The key theme of the Co-Creation Lab I conducted at the recently concluded PIM 2012, PDMA’s annual conference held in Orlando, was Implementing Co-Creation.
Applauding co-creation is easy, but implementing it often poses interesting challenges. Based on our formal/informal research, my co-presenter Aric Rindfleisch (who unfortunately caught the flu and couldn’t participate) and I have identified three main reasons that potentially make implementing co-creation challenging.
What: Effective implementation requires an understanding of the entire ecosystem of collaboration, not just a few parts; incomplete and/or ambiguous understanding of the roles, requirements, and interactions of the individual stakeholders in this ecosystem can lead to implementation stalling or getting derailed.
How: Underestimating the effort and co-ordination required to implement. We find this to be a serious problem. Data and our opinion suggest that there is a widespread belief that co-creation just happens, as a byproduct of crowds, their enthusiasm, and the cognitive surplus that they carry, and which they can’t dump anyplace else.
Outcomes: Overestimating value of co-creation outcomes. A little introspection, and a truckload of honesty won’t hurt here. How many great ideas have each one of us come up with in the last 24 hours, in the last week, in the last month? I routinely visit a lot of innovation challenge and co-creation sites to stay abreast and continue learning, and always come away feeling petrified and totally inadequate. Thank God my livelihood doesn’t depend on winning those challenges, I would be living sucking air and drinking rainwater. Our research based on an analysis of lots of co-creation data shows that active collaborators and co-creators on average have ONE good idea, no more.
Using a large number of examples — British Airways, Dell, Electrolux, The Clinic of Innovation at Oslo University Hospital, MasterCard, Pringles, and Mountain Dew’s DEWmocracy, we offered the attendees a framework — which we called Co-Creation GPS, to help companies assess their readiness to implement co-creation — and several suggestions for effective implementation of co-creation in their organizations.

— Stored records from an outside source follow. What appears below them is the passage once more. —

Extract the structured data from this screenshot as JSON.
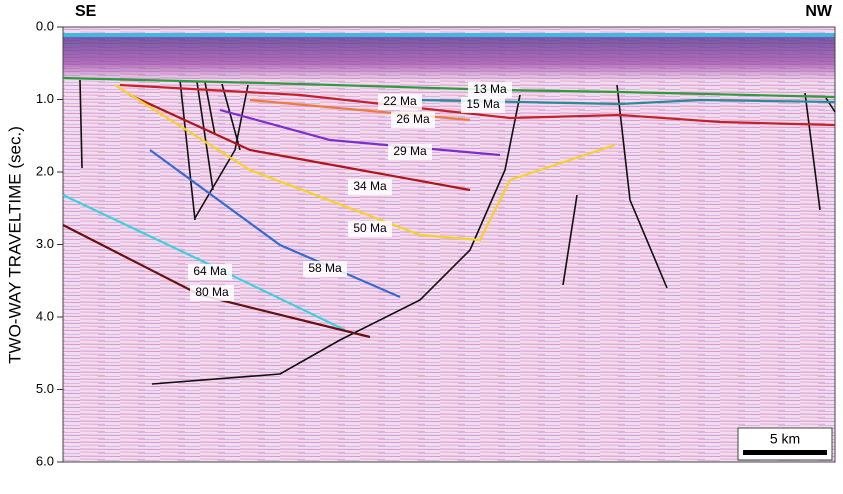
{
  "labels": {
    "left": "SE",
    "right": "NW"
  },
  "y_axis": {
    "title": "TWO-WAY TRAVELTIME (sec.)",
    "range": [
      0,
      6
    ],
    "ticks": [
      {
        "value": 0,
        "label": "0.0"
      },
      {
        "value": 1,
        "label": "1.0"
      },
      {
        "value": 2,
        "label": "2.0"
      },
      {
        "value": 3,
        "label": "3.0"
      },
      {
        "value": 4,
        "label": "4.0"
      },
      {
        "value": 5,
        "label": "5.0"
      },
      {
        "value": 6,
        "label": "6.0"
      }
    ]
  },
  "horizons": [
    {
      "label": "13 Ma",
      "color": "#2e9b3c"
    },
    {
      "label": "15 Ma",
      "color": "#2a8a9a"
    },
    {
      "label": "22 Ma",
      "color": "#c8202a"
    },
    {
      "label": "26 Ma",
      "color": "#f07a3a"
    },
    {
      "label": "29 Ma",
      "color": "#7b2fd0"
    },
    {
      "label": "34 Ma",
      "color": "#b0151c"
    },
    {
      "label": "50 Ma",
      "color": "#f5d22a"
    },
    {
      "label": "58 Ma",
      "color": "#3a6ad0"
    },
    {
      "label": "64 Ma",
      "color": "#3fd0e0"
    },
    {
      "label": "80 Ma",
      "color": "#6a1010"
    }
  ],
  "scale_bar": {
    "label": "5 km"
  }
}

While it is impossible to compress a whole morning in 800 words or less, a few key takeaways are worth emphasizing.
First, believe in co-creation before launching into implementation. Companies that have genuine respect for their customers and their innovation-related contributions are likely to do much better than those that are not sure what their customers have to offer, or how they can help co-drive their innovation programs. Dell and Mountain Dew would be excellent examples here.
Second, approach implementation with an investment mindset, or don’t approach it at all. Implementing co-creation is effortful and requires both an organization and resources. In the absence of these investments, co-creation programs are likely to flop. British Airways has invested in creating a Future Lab, Oslo University Hospital in a Clinic of Innovation.
Third, the single most important investment a company can make is investing in developing ecosystems of collaboration, especially communities — of customers, employees, dealers, and other relevant stakeholders. In addition to the examples provided above, companies like Starbucks, Boeing, Whirlpool, Intuit, and Electrolux provide excellent examples of investments in communities.
Fourth, remember the rule of ONE: one good idea on average. Keeping that in mind, look for collaborators far and wide, not just among current customers, collaborate with non-customers as well, with employees, and those who are not related to your category, but are connected to it. Collaborate with experts. Companies like Pitney Bowes, MasterCard, International Flavors & Fragrances all provide excellent examples of collaborating with small and medium-sized businesses, employees, and flavor/fragrance experts.
Lastly, give a little to get a lot. Share the outcomes of your collaboration and co-creation programs with your collaborators. Recognition matters, rewards matter, money matters! Frito-Lay’s Doritos brand has been the darling of the Super Bowl ads for several years. In six previous contests, the company has distributed $5 million in prize money and won the prestigious No. 1 USA TODAY Ad Meter ranking three times.
For its seventh edition, the Doritos brand is going even bigger. In a DTFW (direct-to-fans-webcast), the company announced its boldest and grandest prize to date — an opportunity to work with famed Hollywood producer Michael Bay on the next installment of the “Transformers” movie franchise, plus a shot at a $1 million bonus.
Worth it, you ask? I am sure Frito-Lay has a large number of ROI experts. I am also sure that they have numbers to prove how both the fans and Frito-Lay/Doritos are benefiting from “Crash the Super Bowl” contest (video below). Not bad for a program that started seven-plus years ago with literally a fistful of dollars and a handful of entrants.
Moral of the story: Co-creation can significantly boost the outcomes of your innovation programs. But like the old adage reminds us — GIGO (“garbage in, garbage out”) — not before you and your company have put some real resources and organization into it.